Reel had delivered the kill shot from a building across the street from where Ahmadi had been about to get into his limo. It would have been easier to don a full burqa face covering and escape that way. However, Syrian women didn’t wear traditional Islamic garb for the most part. And full facial veils had been banned in universities and other public settings by the increasingly secular government, who felt it was a security risk and promoted extremism. Thus putting one on would have been a red flag, not a disguise.
But she could still wear a hijab. This would reveal part of her face, but she had stained it darker and simulated wrinkles and sun damage. And in the long black robe she had incorporated a harness and padding that added about sixty pounds to her frame. She stooped as she walked and looked as though she were about seventy.
She picked up a market basket and left the room, waiting patiently at the elevator with another man who was standing there. The elevator doors opened and she got into the car. It headed down. When it reached the ground floor she stepped off.
She was swept to the side as police flooded the building. They grabbed the man who had been in the elevator car with her and pulled him, as well as several other Syrian men, along with them. They stormed into the elevator and up the stairwell.
Reel waited for a few moments and then continued on. When she got outside, police cars were everywhere. Swarms of people were screaming. People were crying. Others were marching in the streets, chanting.
A car caught on fire. Guns were racked back and fired into the air. Shop windows were smashed. There was a small explosion down the street.
Reel followed another group of women down the street and into an alley.
Under normal circumstances, it would have been unthinkable for men to search a woman on a Syrian public street.
These were not normal circumstances.
Police swept into the alley and started grabbing everyone, pulling at their clothing, looking for weapons or other signs of culpability.
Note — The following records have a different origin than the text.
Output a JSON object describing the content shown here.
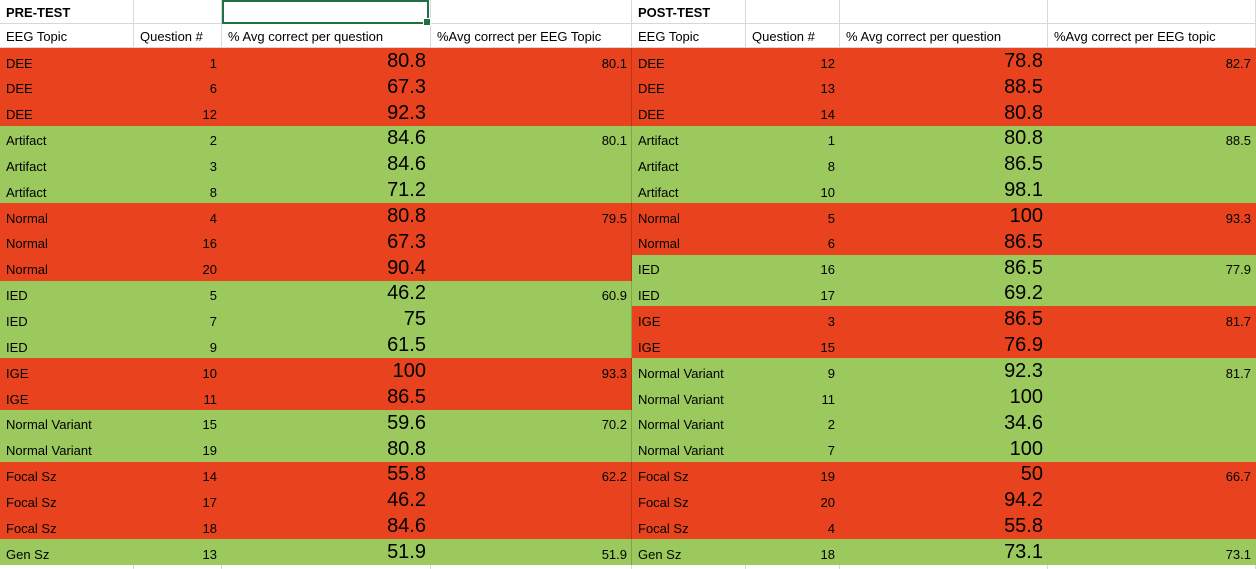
{
  "colors": {
    "red": "#e8431e",
    "green": "#9bc95e",
    "selection": "#1e7145",
    "gridline": "#d8d8d8"
  },
  "pretest": {
    "title": "PRE-TEST",
    "headers": [
      "EEG Topic",
      "Question #",
      "% Avg correct per question",
      "%Avg correct per EEG Topic"
    ],
    "rows": [
      {
        "topic": "DEE",
        "q": "1",
        "avg_q": "80.8",
        "avg_topic": "80.1",
        "color": "red"
      },
      {
        "topic": "DEE",
        "q": "6",
        "avg_q": "67.3",
        "avg_topic": "",
        "color": "red"
      },
      {
        "topic": "DEE",
        "q": "12",
        "avg_q": "92.3",
        "avg_topic": "",
        "color": "red"
      },
      {
        "topic": "Artifact",
        "q": "2",
        "avg_q": "84.6",
        "avg_topic": "80.1",
        "color": "green"
      },
      {
        "topic": "Artifact",
        "q": "3",
        "avg_q": "84.6",
        "avg_topic": "",
        "color": "green"
      },
      {
        "topic": "Artifact",
        "q": "8",
        "avg_q": "71.2",
        "avg_topic": "",
        "color": "green"
      },
      {
        "topic": "Normal",
        "q": "4",
        "avg_q": "80.8",
        "avg_topic": "79.5",
        "color": "red"
      },
      {
        "topic": "Normal",
        "q": "16",
        "avg_q": "67.3",
        "avg_topic": "",
        "color": "red"
      },
      {
        "topic": "Normal",
        "q": "20",
        "avg_q": "90.4",
        "avg_topic": "",
        "color": "red"
      },
      {
        "topic": "IED",
        "q": "5",
        "avg_q": "46.2",
        "avg_topic": "60.9",
        "color": "green"
      },
      {
        "topic": "IED",
        "q": "7",
        "avg_q": "75",
        "avg_topic": "",
        "color": "green"
      },
      {
        "topic": "IED",
        "q": "9",
        "avg_q": "61.5",
        "avg_topic": "",
        "color": "green"
      },
      {
        "topic": "IGE",
        "q": "10",
        "avg_q": "100",
        "avg_topic": "93.3",
        "color": "red"
      },
      {
        "topic": "IGE",
        "q": "11",
        "avg_q": "86.5",
        "avg_topic": "",
        "color": "red"
      },
      {
        "topic": "Normal Variant",
        "q": "15",
        "avg_q": "59.6",
        "avg_topic": "70.2",
        "color": "green"
      },
      {
        "topic": "Normal Variant",
        "q": "19",
        "avg_q": "80.8",
        "avg_topic": "",
        "color": "green"
      },
      {
        "topic": "Focal Sz",
        "q": "14",
        "avg_q": "55.8",
        "avg_topic": "62.2",
        "color": "red"
      },
      {
        "topic": "Focal Sz",
        "q": "17",
        "avg_q": "46.2",
        "avg_topic": "",
        "color": "red"
      },
      {
        "topic": "Focal Sz",
        "q": "18",
        "avg_q": "84.6",
        "avg_topic": "",
        "color": "red"
      },
      {
        "topic": "Gen Sz",
        "q": "13",
        "avg_q": "51.9",
        "avg_topic": "51.9",
        "color": "green"
      }
    ]
  },
  "posttest": {
    "title": "POST-TEST",
    "headers": [
      "EEG Topic",
      "Question #",
      "% Avg correct per question",
      "%Avg correct per EEG topic"
    ],
    "rows": [
      {
        "topic": "DEE",
        "q": "12",
        "avg_q": "78.8",
        "avg_topic": "82.7",
        "color": "red"
      },
      {
        "topic": "DEE",
        "q": "13",
        "avg_q": "88.5",
        "avg_topic": "",
        "color": "red"
      },
      {
        "topic": "DEE",
        "q": "14",
        "avg_q": "80.8",
        "avg_topic": "",
        "color": "red"
      },
      {
        "topic": "Artifact",
        "q": "1",
        "avg_q": "80.8",
        "avg_topic": "88.5",
        "color": "green"
      },
      {
        "topic": "Artifact",
        "q": "8",
        "avg_q": "86.5",
        "avg_topic": "",
        "color": "green"
      },
      {
        "topic": "Artifact",
        "q": "10",
        "avg_q": "98.1",
        "avg_topic": "",
        "color": "green"
      },
      {
        "topic": "Normal",
        "q": "5",
        "avg_q": "100",
        "avg_topic": "93.3",
        "color": "red"
      },
      {
        "topic": "Normal",
        "q": "6",
        "avg_q": "86.5",
        "avg_topic": "",
        "color": "red"
      },
      {
        "topic": "IED",
        "q": "16",
        "avg_q": "86.5",
        "avg_topic": "77.9",
        "color": "green"
      },
      {
        "topic": "IED",
        "q": "17",
        "avg_q": "69.2",
        "avg_topic": "",
        "color": "green"
      },
      {
        "topic": "IGE",
        "q": "3",
        "avg_q": "86.5",
        "avg_topic": "81.7",
        "color": "red"
      },
      {
        "topic": "IGE",
        "q": "15",
        "avg_q": "76.9",
        "avg_topic": "",
        "color": "red"
      },
      {
        "topic": "Normal Variant",
        "q": "9",
        "avg_q": "92.3",
        "avg_topic": "81.7",
        "color": "green"
      },
      {
        "topic": "Normal Variant",
        "q": "11",
        "avg_q": "100",
        "avg_topic": "",
        "color": "green"
      },
      {
        "topic": "Normal Variant",
        "q": "2",
        "avg_q": "34.6",
        "avg_topic": "",
        "color": "green"
      },
      {
        "topic": "Normal Variant",
        "q": "7",
        "avg_q": "100",
        "avg_topic": "",
        "color": "green"
      },
      {
        "topic": "Focal Sz",
        "q": "19",
        "avg_q": "50",
        "avg_topic": "66.7",
        "color": "red"
      },
      {
        "topic": "Focal Sz",
        "q": "20",
        "avg_q": "94.2",
        "avg_topic": "",
        "color": "red"
      },
      {
        "topic": "Focal Sz",
        "q": "4",
        "avg_q": "55.8",
        "avg_topic": "",
        "color": "red"
      },
      {
        "topic": "Gen Sz",
        "q": "18",
        "avg_q": "73.1",
        "avg_topic": "73.1",
        "color": "green"
      }
    ]
  }
}
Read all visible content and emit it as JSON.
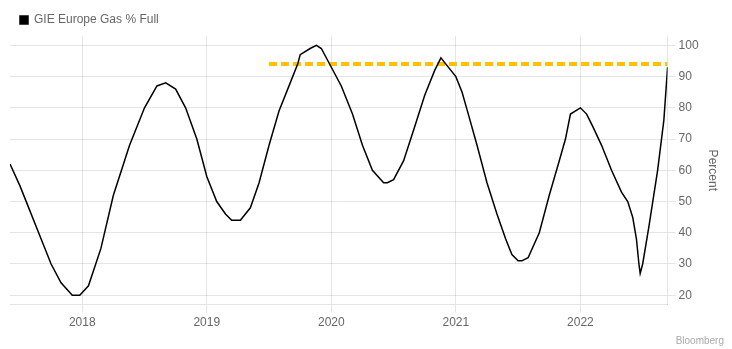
{
  "chart_data": {
    "type": "line",
    "x": [
      2017.42,
      2017.5,
      2017.58,
      2017.67,
      2017.75,
      2017.83,
      2017.92,
      2017.98,
      2018.05,
      2018.15,
      2018.25,
      2018.38,
      2018.5,
      2018.6,
      2018.67,
      2018.75,
      2018.83,
      2018.92,
      2019.0,
      2019.08,
      2019.15,
      2019.2,
      2019.27,
      2019.35,
      2019.42,
      2019.5,
      2019.58,
      2019.67,
      2019.73,
      2019.75,
      2019.83,
      2019.88,
      2019.92,
      2020.0,
      2020.08,
      2020.17,
      2020.25,
      2020.33,
      2020.42,
      2020.45,
      2020.5,
      2020.58,
      2020.67,
      2020.75,
      2020.83,
      2020.88,
      2020.92,
      2021.0,
      2021.05,
      2021.1,
      2021.17,
      2021.25,
      2021.33,
      2021.4,
      2021.45,
      2021.5,
      2021.53,
      2021.58,
      2021.67,
      2021.75,
      2021.83,
      2021.88,
      2021.92,
      2022.0,
      2022.05,
      2022.1,
      2022.17,
      2022.25,
      2022.33,
      2022.38,
      2022.42,
      2022.45,
      2022.47,
      2022.48,
      2022.5,
      2022.55,
      2022.62,
      2022.67,
      2022.7
    ],
    "series": [
      {
        "name": "GIE Europe Gas % Full",
        "color": "#000000",
        "values": [
          62,
          55,
          47,
          38,
          30,
          24,
          20,
          20,
          23,
          35,
          52,
          68,
          80,
          87,
          88,
          86,
          80,
          70,
          58,
          50,
          46,
          44,
          44,
          48,
          56,
          68,
          79,
          88,
          94,
          97,
          99,
          100,
          99,
          93,
          87,
          78,
          68,
          60,
          56,
          56,
          57,
          63,
          74,
          84,
          92,
          96,
          94,
          90,
          85,
          78,
          68,
          56,
          46,
          38,
          33,
          31,
          31,
          32,
          40,
          52,
          63,
          70,
          78,
          80,
          78,
          74,
          68,
          60,
          53,
          50,
          45,
          38,
          30,
          27,
          30,
          42,
          60,
          76,
          93
        ]
      }
    ],
    "ylabel": "Percent",
    "xlim": [
      2017.42,
      2022.7
    ],
    "xticks": [
      2018,
      2019,
      2020,
      2021,
      2022
    ],
    "ylim": [
      17,
      103
    ],
    "yticks": [
      20,
      30,
      40,
      50,
      60,
      70,
      80,
      90,
      100
    ],
    "grid": true,
    "legend": "upper left",
    "annotations": [
      {
        "type": "hline",
        "y": 94,
        "x": [
          2019.5,
          2022.7
        ],
        "color": "#FFC000",
        "line_style": "dashed"
      },
      {
        "text": "Bloomberg"
      }
    ]
  }
}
One man had a knife. The police shot him in the head.
A woman ran screaming. She was repeatedly shot in the back and dropped to the pavement with blood pouring from multiple wounds.
The police were now closing in on Reel. She didn’t look like an assassin. She looked like a fat old woman. But the police apparently didn’t care. They were only a few feet from her as she backed away.
Her hand reached inside her basket.
They were just about to surround her, their guns drawn and pointed at her.
Her back was against a brick wall. One of the police reached out to grab her arm. Once they saw the padding, it would all be over. They would shoot her right on the spot.
The loud voice reached to the alley.
The police stopped, turned.
The voice yelled out again and again. In Arabic it said, “We have the shooter! We have the shooter!”
The police turned and ran back down the alley toward the voice.
The crowd closed in on Reel. Sobbing people bent down to the dead bodies.